You would probably want to change the InvoiceState values to something more business oriented like paid (collected?), pending, etc. The 1=1 bit is because if somehow a SourceSystem event came in not covered by the first couple items in the case statement - maybe someone monkeyed with your query - the stats command wouldn't choke on there not being a value and you would know where to fix it (I normally use "fixme" =).

Of course then you could do all sorts of cool things with the data like figuring out how long an invoice was in the system (you might have to play with the where statement)

index=contract_gateway sourcetype=esb_audit bp_bp_name=InvoiceAudit SourceSystem=ESB OR SourceSystem=ESB2 OR SourceSystem=CTG | eval InvoiceState = case(SourceSystem="ESB" OR SourceSystem="ESB2", "inbound", SourceSystem="CTG", "outbound", 1=1, "Undefined SourceSystem") | transaction InvoiceNumber InvoiceState | where InvoiceState="inbound" and InvoiceState="outbound" | stats avg(duration) as avg_duration

If you want to do the above but over a longer period of time for trending you could do something like. I've moved away from transaction as depending on factors like data volume, hardware, general Splunk performance transaction can be a more 'expensive' command.

index=contract_gateway sourcetype=esb_audit bp_bp_name=InvoiceAudit SourceSystem=ESB OR SourceSystem=ESB2 OR SourceSystem=CTG | eval InvoiceState = case(SourceSystem="ESB" OR SourceSystem="ESB2", "inbound", SourceSystem="CTG", "outbound", 1=1, "Undefined SourceSystem") | stats min(_time) as entered max(_time) as left by InvoiceNumber | eval delta = left - entered | table delta left | timechart avg(delta) as "Avg Time in System"
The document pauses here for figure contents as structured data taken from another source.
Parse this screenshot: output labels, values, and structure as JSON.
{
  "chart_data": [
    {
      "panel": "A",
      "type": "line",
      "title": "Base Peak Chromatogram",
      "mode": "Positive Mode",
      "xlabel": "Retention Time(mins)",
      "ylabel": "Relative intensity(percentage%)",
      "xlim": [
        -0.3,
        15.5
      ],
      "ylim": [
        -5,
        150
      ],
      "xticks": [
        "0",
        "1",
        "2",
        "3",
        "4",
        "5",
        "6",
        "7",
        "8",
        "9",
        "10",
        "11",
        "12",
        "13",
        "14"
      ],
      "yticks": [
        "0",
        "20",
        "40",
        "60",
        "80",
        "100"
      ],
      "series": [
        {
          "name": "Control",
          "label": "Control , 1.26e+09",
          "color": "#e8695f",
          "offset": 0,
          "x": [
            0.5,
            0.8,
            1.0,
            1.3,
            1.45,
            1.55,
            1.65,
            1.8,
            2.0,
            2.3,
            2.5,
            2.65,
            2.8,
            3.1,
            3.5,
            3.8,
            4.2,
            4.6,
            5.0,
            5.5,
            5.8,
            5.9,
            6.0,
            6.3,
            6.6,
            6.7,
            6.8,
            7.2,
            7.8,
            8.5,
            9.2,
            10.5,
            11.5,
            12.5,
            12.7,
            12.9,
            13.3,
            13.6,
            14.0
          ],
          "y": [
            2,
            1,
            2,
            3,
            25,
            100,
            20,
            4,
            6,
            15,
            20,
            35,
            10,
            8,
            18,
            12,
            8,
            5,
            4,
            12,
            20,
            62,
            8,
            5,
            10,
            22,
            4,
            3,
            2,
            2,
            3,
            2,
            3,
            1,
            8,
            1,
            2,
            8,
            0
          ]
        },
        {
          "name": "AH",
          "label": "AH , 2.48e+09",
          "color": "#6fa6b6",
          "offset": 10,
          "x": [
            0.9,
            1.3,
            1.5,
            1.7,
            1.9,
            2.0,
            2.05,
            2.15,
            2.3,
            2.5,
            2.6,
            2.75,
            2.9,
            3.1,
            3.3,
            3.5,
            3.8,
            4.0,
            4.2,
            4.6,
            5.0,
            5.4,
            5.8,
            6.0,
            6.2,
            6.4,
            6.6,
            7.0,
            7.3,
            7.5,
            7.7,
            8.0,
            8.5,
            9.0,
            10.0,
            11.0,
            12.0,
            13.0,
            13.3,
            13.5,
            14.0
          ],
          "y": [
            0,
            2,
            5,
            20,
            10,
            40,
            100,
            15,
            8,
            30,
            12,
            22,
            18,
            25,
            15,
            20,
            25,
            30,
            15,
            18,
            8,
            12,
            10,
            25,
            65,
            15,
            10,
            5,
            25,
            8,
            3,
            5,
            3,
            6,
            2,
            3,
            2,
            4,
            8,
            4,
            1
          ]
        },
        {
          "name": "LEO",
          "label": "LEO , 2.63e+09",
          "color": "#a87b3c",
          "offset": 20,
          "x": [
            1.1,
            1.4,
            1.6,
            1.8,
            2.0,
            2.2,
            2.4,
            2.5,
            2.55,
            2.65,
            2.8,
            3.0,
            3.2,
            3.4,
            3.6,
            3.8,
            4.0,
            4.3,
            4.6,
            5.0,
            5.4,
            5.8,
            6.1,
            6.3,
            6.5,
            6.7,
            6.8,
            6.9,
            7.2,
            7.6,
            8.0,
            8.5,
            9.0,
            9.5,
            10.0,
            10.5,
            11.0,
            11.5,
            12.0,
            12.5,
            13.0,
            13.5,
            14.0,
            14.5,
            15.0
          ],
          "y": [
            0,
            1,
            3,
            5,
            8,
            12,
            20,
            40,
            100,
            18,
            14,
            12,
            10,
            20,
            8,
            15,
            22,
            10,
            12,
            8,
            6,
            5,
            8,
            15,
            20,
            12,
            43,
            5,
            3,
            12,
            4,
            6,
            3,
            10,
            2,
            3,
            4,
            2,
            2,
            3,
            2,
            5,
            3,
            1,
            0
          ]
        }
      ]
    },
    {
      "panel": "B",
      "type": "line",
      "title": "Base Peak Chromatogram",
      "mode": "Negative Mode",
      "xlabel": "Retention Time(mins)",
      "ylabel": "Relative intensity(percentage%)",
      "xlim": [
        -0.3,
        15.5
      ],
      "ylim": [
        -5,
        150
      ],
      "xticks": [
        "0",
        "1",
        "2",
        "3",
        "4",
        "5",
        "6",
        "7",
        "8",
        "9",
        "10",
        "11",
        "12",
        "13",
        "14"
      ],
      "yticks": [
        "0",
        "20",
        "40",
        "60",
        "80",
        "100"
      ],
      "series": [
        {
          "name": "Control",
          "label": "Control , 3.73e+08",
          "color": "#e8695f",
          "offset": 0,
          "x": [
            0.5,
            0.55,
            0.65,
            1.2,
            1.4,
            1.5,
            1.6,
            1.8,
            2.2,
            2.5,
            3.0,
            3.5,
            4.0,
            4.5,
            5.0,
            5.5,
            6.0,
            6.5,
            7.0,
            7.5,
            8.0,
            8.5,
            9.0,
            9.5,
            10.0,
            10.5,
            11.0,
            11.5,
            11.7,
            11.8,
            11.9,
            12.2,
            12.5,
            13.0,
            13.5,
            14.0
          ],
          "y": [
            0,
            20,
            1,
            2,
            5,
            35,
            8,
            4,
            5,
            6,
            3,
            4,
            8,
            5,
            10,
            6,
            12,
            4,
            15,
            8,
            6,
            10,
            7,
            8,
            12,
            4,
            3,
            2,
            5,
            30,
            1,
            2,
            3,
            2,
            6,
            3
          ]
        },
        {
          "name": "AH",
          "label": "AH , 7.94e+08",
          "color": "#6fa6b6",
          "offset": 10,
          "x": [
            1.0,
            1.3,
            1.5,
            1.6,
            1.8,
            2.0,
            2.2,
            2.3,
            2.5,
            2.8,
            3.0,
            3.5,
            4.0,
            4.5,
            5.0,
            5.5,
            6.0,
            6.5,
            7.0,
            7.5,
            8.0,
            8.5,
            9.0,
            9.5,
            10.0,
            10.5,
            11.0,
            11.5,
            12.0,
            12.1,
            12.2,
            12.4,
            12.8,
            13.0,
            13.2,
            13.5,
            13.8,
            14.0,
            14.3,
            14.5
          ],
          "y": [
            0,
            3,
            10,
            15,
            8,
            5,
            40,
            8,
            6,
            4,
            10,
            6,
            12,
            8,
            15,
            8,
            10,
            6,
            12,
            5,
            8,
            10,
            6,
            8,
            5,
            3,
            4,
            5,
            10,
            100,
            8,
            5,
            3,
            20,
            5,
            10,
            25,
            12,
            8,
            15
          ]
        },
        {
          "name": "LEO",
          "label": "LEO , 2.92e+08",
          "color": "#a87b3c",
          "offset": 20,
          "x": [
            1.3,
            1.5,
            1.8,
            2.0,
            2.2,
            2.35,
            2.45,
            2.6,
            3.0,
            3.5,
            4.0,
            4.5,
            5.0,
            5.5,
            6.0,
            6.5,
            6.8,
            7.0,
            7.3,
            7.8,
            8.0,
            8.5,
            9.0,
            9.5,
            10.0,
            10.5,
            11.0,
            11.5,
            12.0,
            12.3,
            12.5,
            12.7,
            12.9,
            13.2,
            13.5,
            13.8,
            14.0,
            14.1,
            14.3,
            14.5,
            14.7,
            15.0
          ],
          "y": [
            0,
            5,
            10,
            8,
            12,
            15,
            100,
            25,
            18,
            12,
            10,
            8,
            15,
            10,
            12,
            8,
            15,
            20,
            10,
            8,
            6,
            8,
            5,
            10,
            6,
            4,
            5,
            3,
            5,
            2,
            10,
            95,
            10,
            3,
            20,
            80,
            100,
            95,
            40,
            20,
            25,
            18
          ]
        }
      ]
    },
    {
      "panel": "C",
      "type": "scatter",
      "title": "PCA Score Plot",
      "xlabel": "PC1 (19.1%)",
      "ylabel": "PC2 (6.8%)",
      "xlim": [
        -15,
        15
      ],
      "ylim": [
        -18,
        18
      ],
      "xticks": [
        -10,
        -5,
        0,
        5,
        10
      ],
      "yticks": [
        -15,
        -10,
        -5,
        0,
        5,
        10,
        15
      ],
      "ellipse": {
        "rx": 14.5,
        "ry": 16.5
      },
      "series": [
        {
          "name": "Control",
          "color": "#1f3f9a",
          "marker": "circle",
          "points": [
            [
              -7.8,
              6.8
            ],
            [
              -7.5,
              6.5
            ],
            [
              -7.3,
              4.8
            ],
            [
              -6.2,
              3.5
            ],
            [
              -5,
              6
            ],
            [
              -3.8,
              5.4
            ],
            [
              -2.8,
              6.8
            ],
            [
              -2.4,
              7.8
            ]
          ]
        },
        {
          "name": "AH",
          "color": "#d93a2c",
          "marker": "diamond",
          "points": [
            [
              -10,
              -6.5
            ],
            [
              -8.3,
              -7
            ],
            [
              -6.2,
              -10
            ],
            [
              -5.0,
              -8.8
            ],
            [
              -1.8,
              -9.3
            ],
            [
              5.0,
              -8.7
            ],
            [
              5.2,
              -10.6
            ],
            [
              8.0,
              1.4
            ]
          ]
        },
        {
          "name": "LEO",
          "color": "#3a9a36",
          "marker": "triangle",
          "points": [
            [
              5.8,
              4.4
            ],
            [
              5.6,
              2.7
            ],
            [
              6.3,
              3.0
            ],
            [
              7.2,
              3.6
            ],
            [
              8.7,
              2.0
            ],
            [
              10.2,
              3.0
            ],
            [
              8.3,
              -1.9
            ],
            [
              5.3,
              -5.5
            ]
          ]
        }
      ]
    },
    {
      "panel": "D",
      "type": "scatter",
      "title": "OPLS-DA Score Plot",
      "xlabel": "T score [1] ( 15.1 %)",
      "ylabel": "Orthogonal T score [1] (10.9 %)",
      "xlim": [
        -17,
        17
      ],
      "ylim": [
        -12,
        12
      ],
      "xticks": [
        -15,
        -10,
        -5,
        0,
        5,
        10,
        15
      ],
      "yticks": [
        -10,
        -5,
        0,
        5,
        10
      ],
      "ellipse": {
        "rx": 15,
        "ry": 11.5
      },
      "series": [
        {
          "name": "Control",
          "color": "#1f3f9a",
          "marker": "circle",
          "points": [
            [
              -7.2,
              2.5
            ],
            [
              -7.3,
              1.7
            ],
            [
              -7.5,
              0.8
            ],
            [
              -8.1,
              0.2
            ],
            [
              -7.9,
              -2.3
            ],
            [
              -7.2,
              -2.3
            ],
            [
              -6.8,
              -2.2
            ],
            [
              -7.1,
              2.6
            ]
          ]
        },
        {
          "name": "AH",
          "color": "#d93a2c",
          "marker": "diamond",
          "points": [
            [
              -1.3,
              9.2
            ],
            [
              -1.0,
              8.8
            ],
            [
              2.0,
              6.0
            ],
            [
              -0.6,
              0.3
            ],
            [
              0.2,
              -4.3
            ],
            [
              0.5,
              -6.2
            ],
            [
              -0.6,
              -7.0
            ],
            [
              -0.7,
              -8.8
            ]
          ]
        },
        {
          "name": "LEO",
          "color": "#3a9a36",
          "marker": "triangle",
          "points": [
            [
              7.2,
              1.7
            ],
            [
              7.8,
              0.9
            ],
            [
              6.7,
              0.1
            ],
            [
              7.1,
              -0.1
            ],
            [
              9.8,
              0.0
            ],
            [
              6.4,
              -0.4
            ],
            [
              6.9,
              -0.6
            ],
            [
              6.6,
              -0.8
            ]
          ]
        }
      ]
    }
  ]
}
Which invoices have come in but not gone out sorted by the ones that have been in the longest

index=contract_gateway sourcetype=esb_audit bp_bp_name=InvoiceAudit SourceSystem=ESB OR SourceSystem=ESB2 OR SourceSystem=CTG | eval InvoiceState = case(SourceSystem="ESB" OR SourceSystem="ESB2", "inbound", SourceSystem="CTG", "outbound", 1=1, "Undefined SourceSystem") | stats min(_time) as entered values(InvoiceState) as InvoiceState by InvoiceNumber | where NOT like(InvoiceState,"%outbound") | table InvoiceNumber entered | sort entered

Sorry to go off on several tangents. I saw your post come through, kicked it over to my college student workers, and we hashed out a couple scenarios 😃

Hi,

You can try using multisearch command. Have different set of field names for input and output. Finally, take the stats for all the fields by bp_context_id. Something like:

| multisearch [search input | rename field names] [search output | rename field names] | stats latest(inputFields) as inputFields, latest(outputFields) as outputFields by bp_context_id 

Thanks !!

Can you share your current searches (remove sensitive portions)? We might be able to live with just merging both the searches into one and using stats to get the information you need.